Sommige mensen zeggen dat er nog nooit in naam van het boeddhisme een oorlog is gevoerd. Maar wat ‘in de naam van boeddhisme’ betekent is discutabel. Boeddhisten hebben zich in de loop der eeuwen wel degelijk met geweld bezig gehouden, met inbegrip van oorlogsvoering, en hebben dergelijke handelingen ook vergoelijkt.

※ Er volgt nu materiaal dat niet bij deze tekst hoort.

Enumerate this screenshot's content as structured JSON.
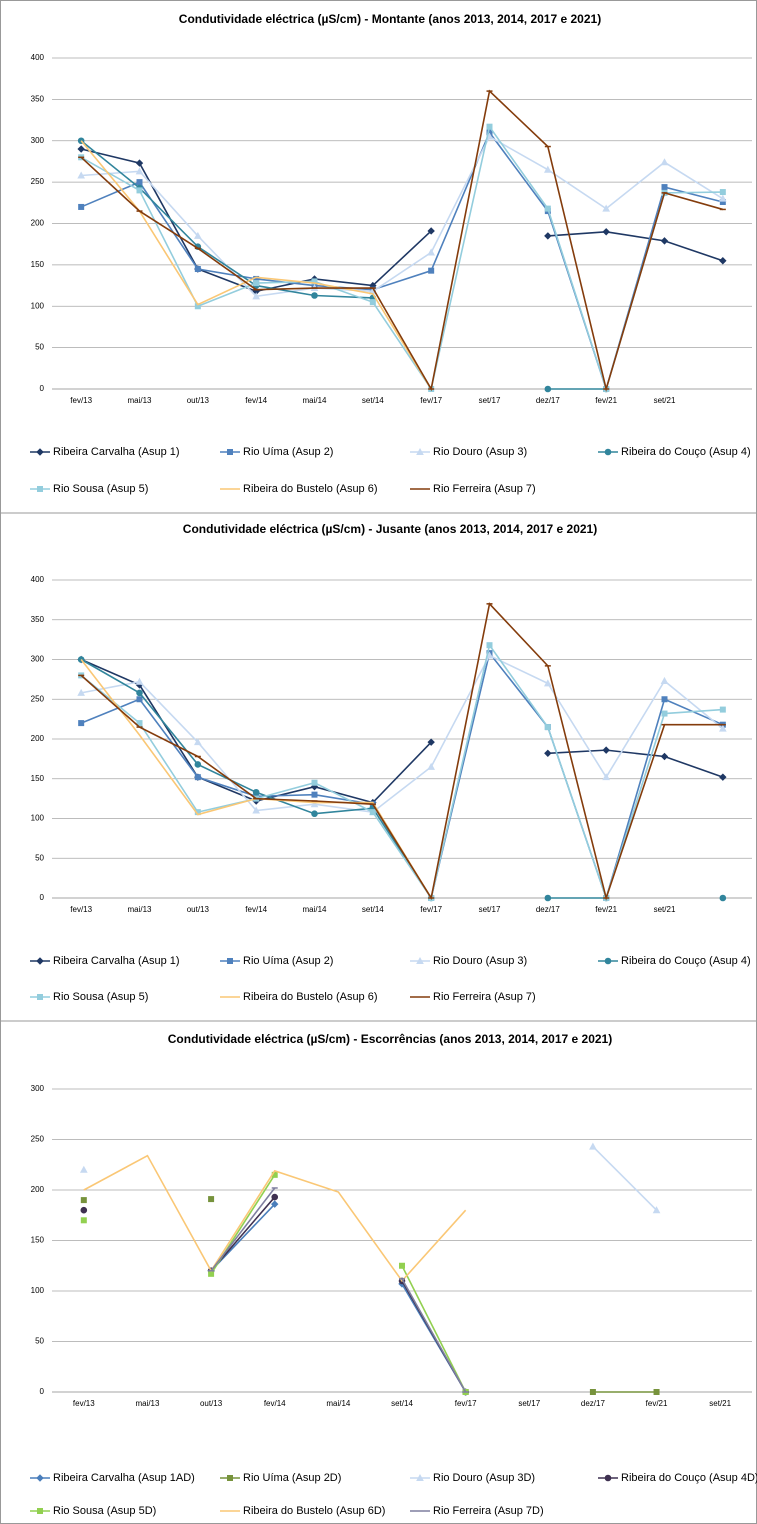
{
  "chart_data": [
    {
      "type": "line",
      "title": "Condutividade eléctrica (µS/cm) - Montante (anos 2013, 2014, 2017 e 2021)",
      "categories": [
        "fev/13",
        "mai/13",
        "out/13",
        "fev/14",
        "mai/14",
        "set/14",
        "fev/17",
        "set/17",
        "dez/17",
        "fev/21",
        "set/21",
        null
      ],
      "ylim": [
        0,
        400
      ],
      "yticks": [
        0,
        50,
        100,
        150,
        200,
        250,
        300,
        350,
        400
      ],
      "grid": true,
      "legend": "bottom",
      "series": [
        {
          "name": "Ribeira Carvalha (Asup 1)",
          "color": "#1f3864",
          "marker": "diamond",
          "values": [
            290,
            273,
            145,
            118,
            133,
            125,
            191,
            null,
            185,
            190,
            179,
            155
          ]
        },
        {
          "name": "Rio Uíma (Asup 2)",
          "color": "#4f81bd",
          "marker": "square",
          "values": [
            220,
            250,
            145,
            133,
            125,
            120,
            143,
            310,
            215,
            0,
            244,
            226
          ]
        },
        {
          "name": "Rio Douro (Asup 3)",
          "color": "#c6d9f1",
          "marker": "triangle",
          "values": [
            258,
            263,
            185,
            112,
            122,
            118,
            165,
            305,
            265,
            218,
            274,
            230
          ]
        },
        {
          "name": "Ribeira do Couço (Asup 4)",
          "color": "#31859c",
          "marker": "circle",
          "values": [
            300,
            243,
            172,
            125,
            113,
            110,
            null,
            null,
            0,
            0,
            null,
            null
          ]
        },
        {
          "name": "Rio Sousa (Asup 5)",
          "color": "#93cddd",
          "marker": "square",
          "values": [
            280,
            240,
            100,
            128,
            130,
            105,
            0,
            317,
            218,
            0,
            237,
            238
          ]
        },
        {
          "name": "Ribeira do Bustelo (Asup 6)",
          "color": "#fac775",
          "marker": "none",
          "values": [
            300,
            215,
            102,
            135,
            128,
            115,
            0,
            null,
            null,
            null,
            null,
            0
          ]
        },
        {
          "name": "Rio Ferreira (Asup 7)",
          "color": "#843c0c",
          "marker": "dash",
          "values": [
            280,
            215,
            170,
            120,
            122,
            122,
            0,
            360,
            293,
            0,
            237,
            217
          ]
        }
      ]
    },
    {
      "type": "line",
      "title": "Condutividade eléctrica (µS/cm) - Jusante (anos 2013, 2014, 2017 e 2021)",
      "categories": [
        "fev/13",
        "mai/13",
        "out/13",
        "fev/14",
        "mai/14",
        "set/14",
        "fev/17",
        "set/17",
        "dez/17",
        "fev/21",
        "set/21",
        null
      ],
      "ylim": [
        0,
        400
      ],
      "yticks": [
        0,
        50,
        100,
        150,
        200,
        250,
        300,
        350,
        400
      ],
      "grid": true,
      "legend": "bottom",
      "series": [
        {
          "name": "Ribeira Carvalha (Asup 1)",
          "color": "#1f3864",
          "marker": "diamond",
          "values": [
            300,
            268,
            152,
            122,
            140,
            120,
            196,
            null,
            182,
            186,
            178,
            152
          ]
        },
        {
          "name": "Rio Uíma (Asup 2)",
          "color": "#4f81bd",
          "marker": "square",
          "values": [
            220,
            250,
            152,
            128,
            130,
            118,
            0,
            308,
            215,
            0,
            250,
            218
          ]
        },
        {
          "name": "Rio Douro (Asup 3)",
          "color": "#c6d9f1",
          "marker": "triangle",
          "values": [
            258,
            272,
            196,
            110,
            118,
            108,
            165,
            305,
            270,
            152,
            273,
            213
          ]
        },
        {
          "name": "Ribeira do Couço (Asup 4)",
          "color": "#31859c",
          "marker": "circle",
          "values": [
            300,
            258,
            168,
            133,
            106,
            113,
            0,
            null,
            0,
            0,
            null,
            0
          ]
        },
        {
          "name": "Rio Sousa (Asup 5)",
          "color": "#93cddd",
          "marker": "square",
          "values": [
            280,
            220,
            108,
            125,
            145,
            108,
            0,
            318,
            215,
            0,
            232,
            237
          ]
        },
        {
          "name": "Ribeira do Bustelo (Asup 6)",
          "color": "#fac775",
          "marker": "none",
          "values": [
            300,
            205,
            105,
            125,
            120,
            120,
            0,
            null,
            null,
            null,
            null,
            null
          ]
        },
        {
          "name": "Rio Ferreira (Asup 7)",
          "color": "#843c0c",
          "marker": "dash",
          "values": [
            280,
            215,
            178,
            125,
            122,
            118,
            0,
            370,
            292,
            0,
            218,
            218
          ]
        }
      ]
    },
    {
      "type": "line",
      "title": "Condutividade eléctrica (µS/cm) - Escorrências (anos 2013, 2014, 2017 e 2021)",
      "categories": [
        "fev/13",
        "mai/13",
        "out/13",
        "fev/14",
        "mai/14",
        "set/14",
        "fev/17",
        "set/17",
        "dez/17",
        "fev/21",
        "set/21"
      ],
      "ylim": [
        0,
        300
      ],
      "yticks": [
        0,
        50,
        100,
        150,
        200,
        250,
        300
      ],
      "grid": true,
      "legend": "bottom",
      "series": [
        {
          "name": "Ribeira Carvalha (Asup 1AD)",
          "color": "#4a7ebb",
          "marker": "diamond",
          "values": [
            null,
            null,
            120,
            186,
            null,
            107,
            0,
            null,
            null,
            null,
            null
          ]
        },
        {
          "name": "Rio Uíma (Asup 2D)",
          "color": "#77933c",
          "marker": "square",
          "values": [
            190,
            null,
            191,
            null,
            null,
            null,
            0,
            null,
            0,
            0,
            null
          ]
        },
        {
          "name": "Rio Douro (Asup 3D)",
          "color": "#c6d9f1",
          "marker": "triangle",
          "values": [
            220,
            null,
            null,
            null,
            null,
            null,
            null,
            null,
            243,
            180,
            null
          ]
        },
        {
          "name": "Ribeira do Couço (Asup 4D)",
          "color": "#3f3151",
          "marker": "circle",
          "values": [
            180,
            null,
            120,
            193,
            null,
            110,
            0,
            null,
            null,
            null,
            null
          ]
        },
        {
          "name": "Rio Sousa (Asup 5D)",
          "color": "#92d050",
          "marker": "square",
          "values": [
            170,
            null,
            117,
            215,
            null,
            125,
            0,
            null,
            null,
            null,
            null
          ]
        },
        {
          "name": "Ribeira do Bustelo (Asup 6D)",
          "color": "#fac775",
          "marker": "none",
          "values": [
            200,
            234,
            120,
            219,
            198,
            110,
            180,
            null,
            null,
            null,
            null
          ]
        },
        {
          "name": "Rio Ferreira (Asup 7D)",
          "color": "#7f7f9f",
          "marker": "dash",
          "values": [
            null,
            null,
            120,
            202,
            null,
            112,
            0,
            null,
            null,
            null,
            null
          ]
        }
      ]
    }
  ]
}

In de 20e eeuw namen Tibetaanse monniken de wapens op en streden moedig tegen de Chinese troepen van het Volksbevrijdingsleger. Eerder die eeuw vochten zij tegen Britse invallers van Tibet. Tijdens de Tweede Wereldoorlog ondersteunden boeddhistische monniken in Japan, met name die van de Soto Zen sekte, de agressie van de Japanse landingstroepen in China en Korea. In vorige eeuwen hadden veel Japanse kloosters hun eigen legers, genaamd sohei, samengesteld uit beroepsmilitairen die monniksgewaden droegen, maar geen lid van de orde waren. Tegen de tijd dat ze gingen vechten, vaak tegen rivaliserende boeddhistische legers, trokken ze hun harnas aan.
Het boeddhisme heeft zijn eigen rechtvaardiging voor het toepassen van geweld. In de grote kroniek van Sri Lanka, de Mahavamsa, wordt het verhaal verteld van koning Dutthagamani. Deze koning doodde de Tamilkoning met behulp van een speer die versierd was met een relikwie van de Boeddha. Als boeddhist was Dutthagamani verontrust door het bloedbad dat hij had aangericht, tienduizenden tegenstanders lagen dood op het slagveld.
Hij vroeg een groep van arhats (verlichte monniken) het negatieve karma te berekenen dat hij had opgelopen door deze massamoord. Ze legden uit dat hij schuldig was aan het doden van slechts anderhalf mens. Onder de vijanden bevond zich een strijder die toevlucht had genomen tot Boeddha, dharma en sangha en leefde volgens de vijf voorschriften. De ander had alleen maar toevlucht genomen en telde voor een half mens. De anderen waren volgens de verlichte monniken geen mensen, dus de koning ondervond daar geen negatief karma van.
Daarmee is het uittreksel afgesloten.